Christian Benoit was one of dozens of lesbian, gay, bisexual, transgender, and queer Georgians from across the state who traveled to the Capitol on Tuesday morning to take part in the Pride to the Capitol rally.
“We have to stand in solidarity for those that won’t or can’t stand and represent themselves,” Benoit said. “We have voices that need to be heard and we deserve the same rights as everyone else [because] they are our constitutional rights.”
The rally was organized by Georgia’s division of the Human Rights Campaign, the nation’s largest LGBTQ civil rights organization. Demonstrators carried signs that read “Liberty and Justice For All,” “Proud and Free” and “LGBTQ Rights are Human Rights.”
Although they weren’t part of the 35 civil rights and advocacy organizations to partner with the HRC for the event, Benoit and members of the Trans Women of Color Healing Project, an organization in Tyrone, Georgia, traveled to Atlanta to take part in the rally.
After the rally, many of the organizers descended on the Capitol to advocate for civil rights and show legislators they are a powerful part of the electorate. Advocates from around the state met with lawmakers to champion legislation they said will protect the rights of all Georgians.
“Across the South, the responsibility is falling on small nonprofits like [Savannah Pride Center], organizations that are working every single day to fill massive caps in access, prevention, and dignity in health care,” said Michael Bell, Savannah Pride Center’s executive director, to reporters and legislators in front of the south steps in the Capitol.
Savannah Pride, one of the groups that partnered with HRC for the event, is helping to push for bills that address public safety, economic security and health care access.
Central to the advocacy campaign is the view that a majority of the legislation the organizers support is not exclusive to the LGBTQ community and would improve the quality of life for all residents.
This legislative session they are backing bills like one to expand Medicaid – which Gov. Brian Kemp has refused to do since taking office – a bill to guarantee reproductive freedom, and a bill to require U.S. Immigration and Customs Enforcement agents to display visible identification and prohibit face coverings.
For Benoit and the Trans Women of Color Healing Project, their focus is primarily on uplifting trans people in their area who may not be able to travel to Atlanta for services and programs dedicated to the trans community.
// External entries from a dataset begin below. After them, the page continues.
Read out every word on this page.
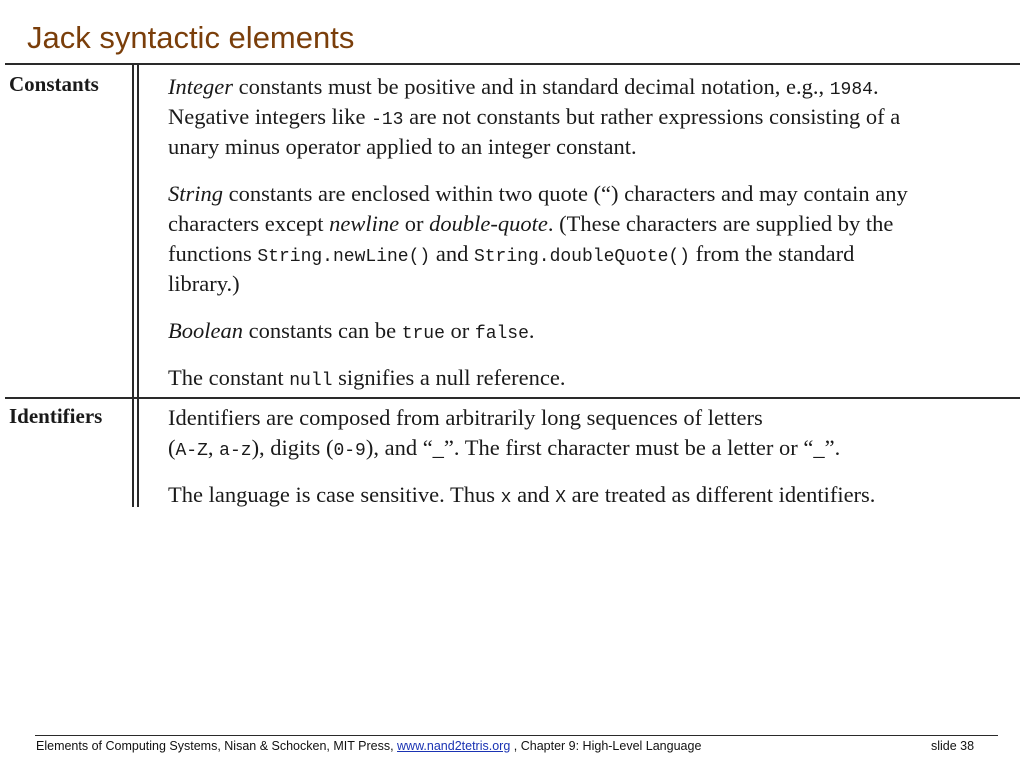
Jack syntactic elements
Constants	Integer constants must be positive and in standard decimal notation, e.g., 1984.
Negative integers like -13 are not constants but rather expressions consisting of a
unary minus operator applied to an integer constant.
String constants are enclosed within two quote (“) characters and may contain any
characters except newline or double-quote. (These characters are supplied by the
functions String.newLine() and String.doubleQuote() from the standard
library.)
Boolean constants can be true or false.
The constant null signifies a null reference.
Identifiers	Identifiers are composed from arbitrarily long sequences of letters
(A-Z, a-z), digits (0-9), and “_”. The first character must be a letter or “_”.
The language is case sensitive. Thus x and X are treated as different identifiers.
Elements of Computing Systems, Nisan & Schocken, MIT Press, www.nand2tetris.org , Chapter 9: High-Level Language	slide 38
Soon, he said, the organization is working on opening a clinic for trans and queer people to access gender-affirming care, HIV/STI testing, and HIV prevention medication.
Other than Washington, D.C., Georgia has the highest rate of new HIV cases in the country, with 11.3 new cases for every 100,000 people, according to the most recent government data from 2022.

Nationally, advocates are concerned about federal officials trying to reduce access to HIV prevention medication by removing it from the list of drugs health insurers, including Medicare and Medicaid, must cover. In Georgia, however, this year a bill expanding access to HIV prevention medication by allowing pharmacists to prescribe the drug has gained bipartisan support, passing the House with 155 yes votes and 7 no votes in February.
The legislation has the potential to have a particularly large impact on Georgia’s Black communities that bear the brunt of new cases. While HIV is overwhelmingly associated with men, Black women in Georgia, regardless of sexuality, are significantly more likely to be diagnosed with HIV than white women.
“The HIV modernization bill [is] a step forward after 20 years of work in treating people with dignity and aligning our laws with current science,” state Rep. Karla Drenner said.
When Drenner was first elected in 2000 to represent House District 85, a majority-Black district, she became the first openly LGBTQ person elected to the state legislature in the South. Still, she pointed out the continued need for progress and for LGBTQ people to tell their stories and those of the people who came before them.
Despite the success of the HIV modernization legislation that Drenner supported, the House Judiciary Non-Civil Committee also advanced a bill that advocates spent the day asking lawmakers not to support: Senate Bill 74 would create criminal penalties for librarians who knowingly allow minors to check out material with “harmful” content.
Previously, librarians had been exempt from criminal penalties set by Georgia’s obscenity law, which includes homosexuality, masturbation, and sexual intercourse under its definition of content that is harmful to minors.
Advocates said the bill, if passed, would be an attack on the First Amendment rights of children, librarians, and LGBTQ Georgians.
“When I first entered public life, it was still illegal to be gay in this country,” Drenner said. “That was not ancient history, that was within my lifetime.”